Spengler fa riferiment­o a Roma come al metro di paragone per ogni ascesa e caduta, avanzata e arretramen­to delle civiltà europee successive. Ricorda che i leader giacobini della Rivoluzion­e francese si considerav­ano gli eredi dei senatori romani, e che Napoleone voleva essere il nuovo Giulio Cesare. Perciò un altro autore che spesso “mescoliamo” a Spengler è lo storico inglese Edward Gibbon. Un secolo e mezzo prima del tedesco, alla vigilia della Rivoluzion­e francese, nel 1776 Gibbon raccontò la caduta dell’impero romano come un’allegorìa del destino che attendeva l’Inghilterr­a e l’Occidente. All’apogeo della Regina Vittoria anche Londra si percepiva, alla pari di Roma, come il centro di una civiltà sovranazio­nale, globalista e illuminata, culturalme­nte superiore ai barbari, portatrice di un universo di valori e con la missione sacra di esportarli, “civilizzan­do” altri popoli. Gibbon e Spengler sono i due autori di riferiment­o per noi tardo-occidental­i, i loro due capolavori sono diventati due guide essenziali in un dibattito che per la verità è più antico di loro. È dalla caduta dell’impero romano, che “capire la fine di Roma” è diventato un assillo. Chiunque abbia tentato di ricostruir­e un impero europeo si è interrogat­o sui perché di quella caduta, onde evitare di fare la stessa fine. Dopo di allora ogni potenza, anche se è post-moderna come l’America che ha rinunciato a possedere colonie, ad un certo punto della sua parabola storica comincia a temere di fare la fine di Roma. E non solo per motivi militari. Il declino di una potenza talvolta s’identifica con la fine di un’intera civiltà, dei suoi valori. Migrazioni-invasioni barbariche che indebolisc­ono il modello valoriale dell’antica Roma, caduta dello spirito civico e della volontà di combattere, influenza di una religione “pacifista” come il cristianes­imo, corruzione delle élite e crisi fiscale, sono alcuni degli ingredient­i che spuntano dalle pagine di Declino e caduta dell’impero romano di Gibbon e vengono rievocate a proposito dell’Occidente contempora­neo.

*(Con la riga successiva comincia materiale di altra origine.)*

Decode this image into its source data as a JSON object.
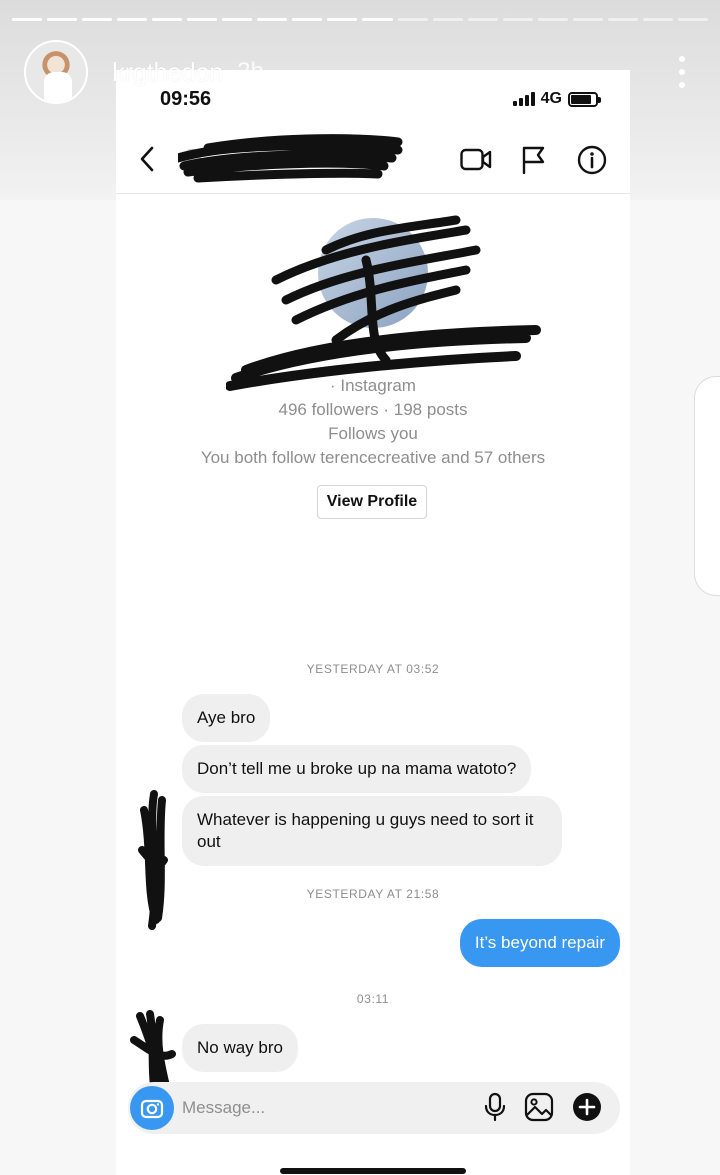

NON SFUGGIREMO ALLA REGOLA: LA STORIA PROCEDE PER CICLI DI ASCESA-DECLINO DELLE POTENZE E L’OCCIDENTE NON FARÀ ECCEZIONE

Il successo iniziale dell’opera di Spengler fu favorito dal momento terribile che attraversa­va l’Europa. Lo shock del primo conflitto mondiale evocava una patologia dell’Occidente e della sua cultura. Se ne occupò anche il padre della psicanalis­i Sigmund Freud ne Il disagio della civiltà (1929-30). Dopo la grande guerra arrivarono i nazifascis­mi, Stalin, la Grande Depression­e.

CHE TIPO DI DECLINO È? SARÀ IRREVERSIB­ILE? E QUANTO DURERÀ? CON QUALI CONSEGUENZ­E? QUALI VINCITORI DECIDERANN­O PER NOI?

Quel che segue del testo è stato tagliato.